In place of introducing more throughput metrics, the existing aggregate slatedb.compactor.bytes_compacted and slatedb.compactor.total_throughput_bytes_per_sec metrics remain authoritative for overall throughput.

  • Wire format: subcompactions is appended to the end of the Compaction table, so the change is forward/backward compatible. Old readers skip the field; new readers see an empty vector on pre-existing .compactions files and run the compaction without subcompactions.
  • Rollback: a pre-subcompaction binary ignores the subcompactions field, sees empty output_ssts, and re-runs the whole compaction single-threaded. This is correct but abandons any already-written subcompaction output SSTs. Those orphans are never referenced by the manifest and are reclaimed by GC (see below). No manual cleanup is required; rolling back only wastes in-flight work.
  • Garbage collection: subcompaction output SSTs are written before the manifest commit but carry ULIDs newer than the parent compaction’s id. The parent stays in the in-flight set until every subcompaction completes, pinning the compaction low-watermark above those SSTs, so the existing GC protection covers them with no version-coupled change (even when GC is running on an older code version).

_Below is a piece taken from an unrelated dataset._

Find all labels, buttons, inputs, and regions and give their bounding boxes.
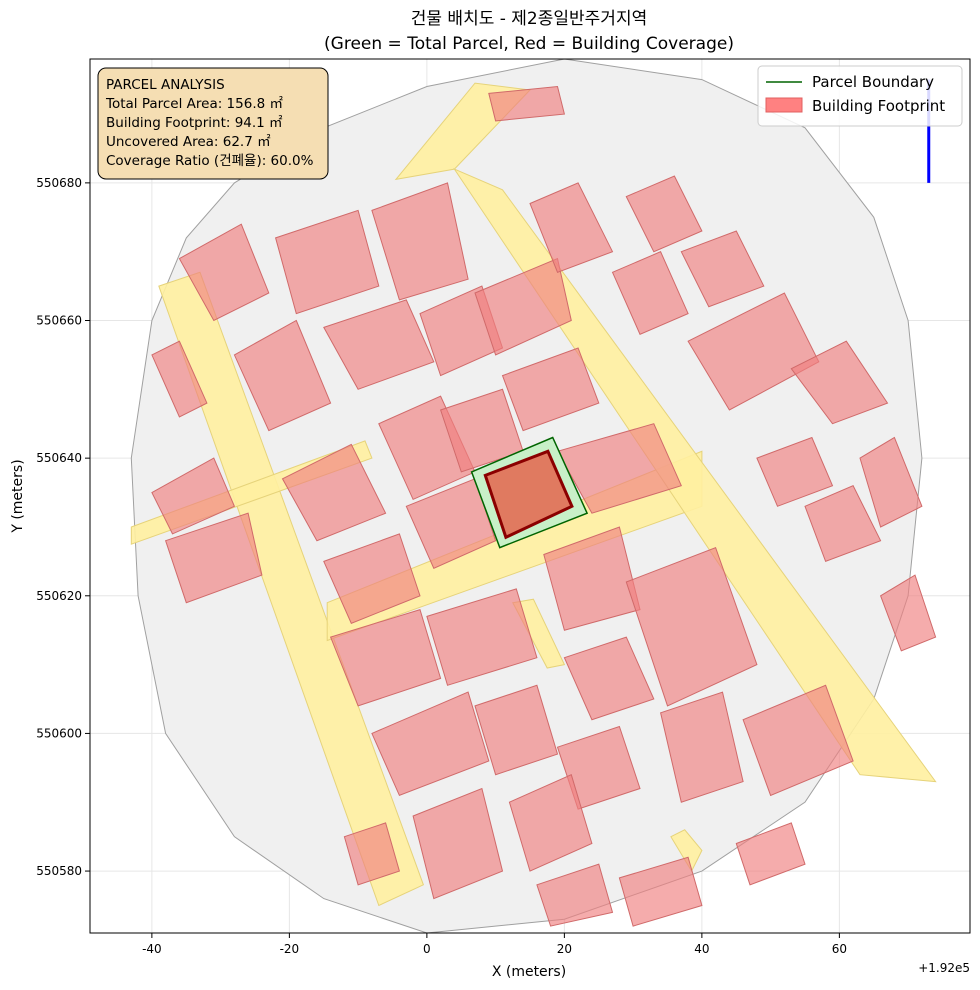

The testing plan beyond the usual set of work includes running slatedb/src/compaction_execute_bench.rs to ensure that subcompactions will, in practice, improve the throughput of compactions. We could consider modeling this with Fizzbee, but I don’t think it’s necessary.

I opted to default to set max_subcompactions = 4 by default instead of off-by-default because I think it’s a pretty foundational feature for large compaction jobs. Note that this departs from prior art. RocksDB ships with it disabled (max_subcompactions = 1) but they also do not ship with a min_subcompaction_input_bytes.

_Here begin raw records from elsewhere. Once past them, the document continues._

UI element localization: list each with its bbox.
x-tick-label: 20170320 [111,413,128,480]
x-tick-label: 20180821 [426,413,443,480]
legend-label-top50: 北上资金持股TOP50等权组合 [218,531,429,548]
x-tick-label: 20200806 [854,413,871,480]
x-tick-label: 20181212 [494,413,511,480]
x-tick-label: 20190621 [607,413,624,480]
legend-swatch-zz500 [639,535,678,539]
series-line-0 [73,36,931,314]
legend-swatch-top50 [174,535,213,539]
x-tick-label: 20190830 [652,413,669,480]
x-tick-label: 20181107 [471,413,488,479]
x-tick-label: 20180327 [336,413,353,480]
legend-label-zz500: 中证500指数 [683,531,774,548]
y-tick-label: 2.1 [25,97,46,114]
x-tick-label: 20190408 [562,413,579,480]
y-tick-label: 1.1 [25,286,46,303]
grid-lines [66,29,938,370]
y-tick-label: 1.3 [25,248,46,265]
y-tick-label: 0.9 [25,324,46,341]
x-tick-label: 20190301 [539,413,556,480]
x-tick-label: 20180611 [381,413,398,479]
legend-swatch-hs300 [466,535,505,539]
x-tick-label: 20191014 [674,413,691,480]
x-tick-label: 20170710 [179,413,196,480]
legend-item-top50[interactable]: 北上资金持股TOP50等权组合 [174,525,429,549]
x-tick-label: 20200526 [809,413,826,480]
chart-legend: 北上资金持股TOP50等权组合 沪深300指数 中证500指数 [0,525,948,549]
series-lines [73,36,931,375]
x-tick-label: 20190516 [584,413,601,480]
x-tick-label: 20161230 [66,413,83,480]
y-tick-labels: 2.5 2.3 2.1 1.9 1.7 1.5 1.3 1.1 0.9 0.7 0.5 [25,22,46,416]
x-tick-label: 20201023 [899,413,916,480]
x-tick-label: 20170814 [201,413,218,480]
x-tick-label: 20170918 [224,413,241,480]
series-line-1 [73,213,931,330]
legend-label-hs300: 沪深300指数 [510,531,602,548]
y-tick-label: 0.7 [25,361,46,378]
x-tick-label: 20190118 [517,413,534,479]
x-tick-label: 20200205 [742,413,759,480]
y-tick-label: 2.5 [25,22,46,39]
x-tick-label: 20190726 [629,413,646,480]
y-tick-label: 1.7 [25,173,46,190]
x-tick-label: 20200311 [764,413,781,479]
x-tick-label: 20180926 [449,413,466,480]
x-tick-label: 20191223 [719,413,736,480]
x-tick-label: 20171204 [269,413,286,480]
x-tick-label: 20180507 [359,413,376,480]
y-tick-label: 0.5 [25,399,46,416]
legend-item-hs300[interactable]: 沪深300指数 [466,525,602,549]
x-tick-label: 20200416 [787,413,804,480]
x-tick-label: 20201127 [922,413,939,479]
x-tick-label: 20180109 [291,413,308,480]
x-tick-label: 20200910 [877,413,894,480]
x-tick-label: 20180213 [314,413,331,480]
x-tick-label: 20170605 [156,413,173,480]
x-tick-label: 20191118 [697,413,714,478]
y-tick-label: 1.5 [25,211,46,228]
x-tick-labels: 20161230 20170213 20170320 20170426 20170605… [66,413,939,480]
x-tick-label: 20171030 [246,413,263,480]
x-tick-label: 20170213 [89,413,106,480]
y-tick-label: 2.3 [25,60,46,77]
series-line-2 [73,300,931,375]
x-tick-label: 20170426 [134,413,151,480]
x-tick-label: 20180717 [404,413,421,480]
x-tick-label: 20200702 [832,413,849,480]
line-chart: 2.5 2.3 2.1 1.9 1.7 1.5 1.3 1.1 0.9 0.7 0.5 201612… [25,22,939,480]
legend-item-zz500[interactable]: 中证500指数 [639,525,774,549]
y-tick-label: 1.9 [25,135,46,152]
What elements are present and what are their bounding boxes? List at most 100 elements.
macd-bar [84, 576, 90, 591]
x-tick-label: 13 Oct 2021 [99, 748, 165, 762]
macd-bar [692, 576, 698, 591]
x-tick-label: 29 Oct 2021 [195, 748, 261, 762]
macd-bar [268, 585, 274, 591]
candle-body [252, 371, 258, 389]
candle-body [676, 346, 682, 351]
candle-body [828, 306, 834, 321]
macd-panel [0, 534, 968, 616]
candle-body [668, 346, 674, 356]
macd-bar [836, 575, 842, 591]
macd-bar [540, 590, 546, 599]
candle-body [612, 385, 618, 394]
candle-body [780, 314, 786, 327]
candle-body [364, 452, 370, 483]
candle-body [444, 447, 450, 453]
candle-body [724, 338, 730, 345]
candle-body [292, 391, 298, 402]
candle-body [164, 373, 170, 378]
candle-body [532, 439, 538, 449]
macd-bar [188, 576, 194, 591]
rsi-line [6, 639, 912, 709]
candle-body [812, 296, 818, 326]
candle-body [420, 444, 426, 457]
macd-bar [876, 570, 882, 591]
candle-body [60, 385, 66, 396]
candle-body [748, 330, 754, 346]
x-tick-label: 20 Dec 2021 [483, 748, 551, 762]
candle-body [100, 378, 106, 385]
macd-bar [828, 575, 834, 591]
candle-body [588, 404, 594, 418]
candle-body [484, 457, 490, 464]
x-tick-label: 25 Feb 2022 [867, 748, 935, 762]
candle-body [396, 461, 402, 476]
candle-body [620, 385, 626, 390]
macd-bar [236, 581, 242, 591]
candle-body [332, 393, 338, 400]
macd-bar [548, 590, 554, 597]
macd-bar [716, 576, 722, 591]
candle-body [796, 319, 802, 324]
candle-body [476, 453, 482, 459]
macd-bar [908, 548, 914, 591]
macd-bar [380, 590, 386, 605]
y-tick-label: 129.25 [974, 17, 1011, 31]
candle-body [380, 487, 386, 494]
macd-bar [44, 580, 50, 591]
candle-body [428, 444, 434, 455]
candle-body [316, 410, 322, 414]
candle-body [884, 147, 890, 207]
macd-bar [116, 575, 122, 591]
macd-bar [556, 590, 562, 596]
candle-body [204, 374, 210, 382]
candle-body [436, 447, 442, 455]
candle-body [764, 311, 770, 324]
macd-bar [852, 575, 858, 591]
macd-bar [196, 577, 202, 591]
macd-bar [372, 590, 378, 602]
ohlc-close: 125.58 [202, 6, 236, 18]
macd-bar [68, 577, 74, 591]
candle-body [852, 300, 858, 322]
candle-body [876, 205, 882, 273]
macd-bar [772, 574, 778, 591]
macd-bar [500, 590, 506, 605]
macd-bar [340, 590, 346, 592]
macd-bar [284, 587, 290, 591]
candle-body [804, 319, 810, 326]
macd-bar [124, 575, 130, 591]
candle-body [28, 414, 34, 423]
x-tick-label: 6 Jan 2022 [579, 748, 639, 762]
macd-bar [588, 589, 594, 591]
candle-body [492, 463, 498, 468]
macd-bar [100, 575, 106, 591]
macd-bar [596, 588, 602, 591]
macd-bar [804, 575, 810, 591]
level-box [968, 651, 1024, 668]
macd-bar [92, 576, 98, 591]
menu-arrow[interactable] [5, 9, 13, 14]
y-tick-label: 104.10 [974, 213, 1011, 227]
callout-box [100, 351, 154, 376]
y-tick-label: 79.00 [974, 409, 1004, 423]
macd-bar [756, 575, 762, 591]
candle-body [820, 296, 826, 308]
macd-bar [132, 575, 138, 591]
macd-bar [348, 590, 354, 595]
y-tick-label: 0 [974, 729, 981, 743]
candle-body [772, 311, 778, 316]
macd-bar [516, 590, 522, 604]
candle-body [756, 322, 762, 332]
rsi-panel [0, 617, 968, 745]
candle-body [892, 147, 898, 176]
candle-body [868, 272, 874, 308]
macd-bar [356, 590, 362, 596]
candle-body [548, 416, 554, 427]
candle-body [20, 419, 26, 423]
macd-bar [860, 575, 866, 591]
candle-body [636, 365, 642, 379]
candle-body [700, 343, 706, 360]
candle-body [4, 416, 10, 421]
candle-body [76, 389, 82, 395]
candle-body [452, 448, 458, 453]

See the compatibility section for why this is safe to rollout in one go.

L0 sublevels (Pebble’s approach). Rejected. Pebble does not split a single logical compaction across key ranges; it parallelizes by running multiple independent compactions at once, gated by MaxConcurrentCompactions. It makes this possible with L0 sublevels and flush splitting, which carve the keyspace into non-overlapping ranges so several L0->Lbase compactions can proceed without conflicting.

This works for Pebble because it is a leveled engine where the parallelism opportunity lives at the L0->Lbase boundary. It does not help the case this RFC targets: under size-tiered compaction a single large sorted-run compaction is still one indivisible unit of work on one core, and no amount of cross-compaction concurrency speeds it up. Subcompactions parallelize within that unit, which is the only approach that addresses big SR compactions.

Index Metadata Split Algorithms. Deferred. The idea here is to use the index metadata on SSTs to determine where we should be splitting instead of the rough heuristic that’s outlined in this RFC. It’s probably worth doing, but I’ve deferred details of that for a v2 implementation.

Parallelizing block construction within a single range. Deferred/Partial Rejection. This is a valid alternative to the RFC in that it allows you to have more threads handling the compaction. To be honest, I think it’s hard to tell whether this is a better alternative without implementing it. It is likely to be more complicated to implement, and also parallelize less of the overall compaction workload. In addition, it makes the resuming mechanism a little more challenging as we need to synchronize the production of sub-ranges which may cause lagging threads to serialize compaction. I’m inclined to reject.

It is, in addition, not exclusive with the proposal in this RFC and if we wanted to optimize a single sub-compaction we could also apply parallelism within a single subcompaction (or a top level compaction, which shares the same logic).